Así, por medio del sacramento de la Penitencia, el Padre acoge al hijo que retorna a él, Cristo toma sobre sus hombros a la oveja perdida y la conduce nuevamente al redil y el Espíritu Santo vuelve a santificar su templo o habita en él con mayor plenitud; todo ello se manifiesta al participar de nuevo, o con más fervor que antes, en la mesa del Señor, con lo cual estalla un gran gozo en el convite de la Iglesia de Dios por la vuelta del hijo desde lejanas tierras (cf. Lc 15,7.10.32) (ibíd.. II,6d).
La celebración de este sacramento es siempre una acción en la que la Iglesia proclama su fe, da gracias a Dios por la libertad con que Cristo nos liberó (cf. Gal 4,31) y ofrece su vida como sacrificio espiritual en alabanza de la gloria de Dios y sale al encuentro de Cristo que se acerca (ibíd., II,7).
Rito de la Reconciliación
(Sacerdote)
* En el nombre del Padre y del Hijo y del Espíritu Santo. Amén
* Dios, que ha iluminado nuestros corazones, te conceda un verdadero conocimiento de tus pecados y de su misericordia.
(Penitente)
* Amén.
(Si se considera oportuno, el sacerdote recita o lee algún texto de la Sagrada Escritura)

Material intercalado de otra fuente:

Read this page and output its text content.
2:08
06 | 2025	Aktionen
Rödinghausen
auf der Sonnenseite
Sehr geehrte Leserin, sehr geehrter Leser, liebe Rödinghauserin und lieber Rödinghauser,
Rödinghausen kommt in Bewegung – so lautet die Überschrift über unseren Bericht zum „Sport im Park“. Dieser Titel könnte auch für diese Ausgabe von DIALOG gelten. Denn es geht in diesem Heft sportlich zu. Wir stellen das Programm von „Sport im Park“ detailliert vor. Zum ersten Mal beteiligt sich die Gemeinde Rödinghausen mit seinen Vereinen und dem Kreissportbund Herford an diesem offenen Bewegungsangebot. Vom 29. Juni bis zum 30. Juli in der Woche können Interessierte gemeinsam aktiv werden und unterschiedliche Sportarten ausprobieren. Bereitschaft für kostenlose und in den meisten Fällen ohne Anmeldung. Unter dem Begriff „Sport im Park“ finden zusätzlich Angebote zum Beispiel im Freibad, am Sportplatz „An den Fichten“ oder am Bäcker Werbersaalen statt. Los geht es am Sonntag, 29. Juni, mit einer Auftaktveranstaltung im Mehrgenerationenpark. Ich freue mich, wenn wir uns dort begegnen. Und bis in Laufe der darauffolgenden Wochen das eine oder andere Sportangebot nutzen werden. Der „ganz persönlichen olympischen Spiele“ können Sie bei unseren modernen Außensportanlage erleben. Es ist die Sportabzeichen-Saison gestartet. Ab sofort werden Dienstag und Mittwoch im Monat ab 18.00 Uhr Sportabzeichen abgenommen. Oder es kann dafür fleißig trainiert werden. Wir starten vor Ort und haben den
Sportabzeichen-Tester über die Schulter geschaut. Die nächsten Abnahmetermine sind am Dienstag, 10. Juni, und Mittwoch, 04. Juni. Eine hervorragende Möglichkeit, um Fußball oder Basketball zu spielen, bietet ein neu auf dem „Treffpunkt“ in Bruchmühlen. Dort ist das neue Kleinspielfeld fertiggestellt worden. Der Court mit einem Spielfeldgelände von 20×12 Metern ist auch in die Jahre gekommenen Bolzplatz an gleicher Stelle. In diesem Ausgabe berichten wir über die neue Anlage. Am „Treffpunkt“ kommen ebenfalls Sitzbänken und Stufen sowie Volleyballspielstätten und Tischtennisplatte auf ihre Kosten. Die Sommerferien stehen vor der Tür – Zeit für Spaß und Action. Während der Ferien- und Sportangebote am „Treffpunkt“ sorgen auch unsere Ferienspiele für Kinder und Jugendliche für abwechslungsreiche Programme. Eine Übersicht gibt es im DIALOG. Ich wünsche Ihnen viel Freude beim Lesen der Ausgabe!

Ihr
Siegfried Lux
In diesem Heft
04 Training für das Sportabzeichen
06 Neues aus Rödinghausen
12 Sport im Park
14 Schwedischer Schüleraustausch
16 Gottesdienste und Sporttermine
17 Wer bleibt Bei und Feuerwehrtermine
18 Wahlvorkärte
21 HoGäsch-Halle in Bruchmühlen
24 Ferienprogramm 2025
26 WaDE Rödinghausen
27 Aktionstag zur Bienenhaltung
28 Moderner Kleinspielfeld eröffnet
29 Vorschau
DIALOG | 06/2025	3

Escuchemos al Señor, que nos dice:
Les daré un corazón íntegro e infundiré en ellos un espíritu nuevo: les arrancaré el corazón de piedra y les daré un corazón de carne, para que sigan mis leyes y pongan por obra mis mandatos; serán mi pueblo y yo seré su Dios (Ez 11,19-20)
Imposición de manos y absolución.
Dios, Padre misericordioso, que reconcilió consigo al mundo por la muerte y la resurrección de su Hijo y derramó el Espíritu Santo para la remisión de los pecados, te conceda, por el ministerio de la Iglesia, el perdón y la paz.
Y YO TE ABSUELVO DE TUS PECADOS EN EL NOMBRE DEL PADRE, Y DEL HIJO, Y DEL ESPÍRITU SANTO.
Amén.
* (Sacerdote) Dad gracias al Señor, porque es bueno.
* (Penitente) Porque es eterna su misericordia.
* (Sacerdote) El Señor ha perdonado tus pecados. Vete en paz.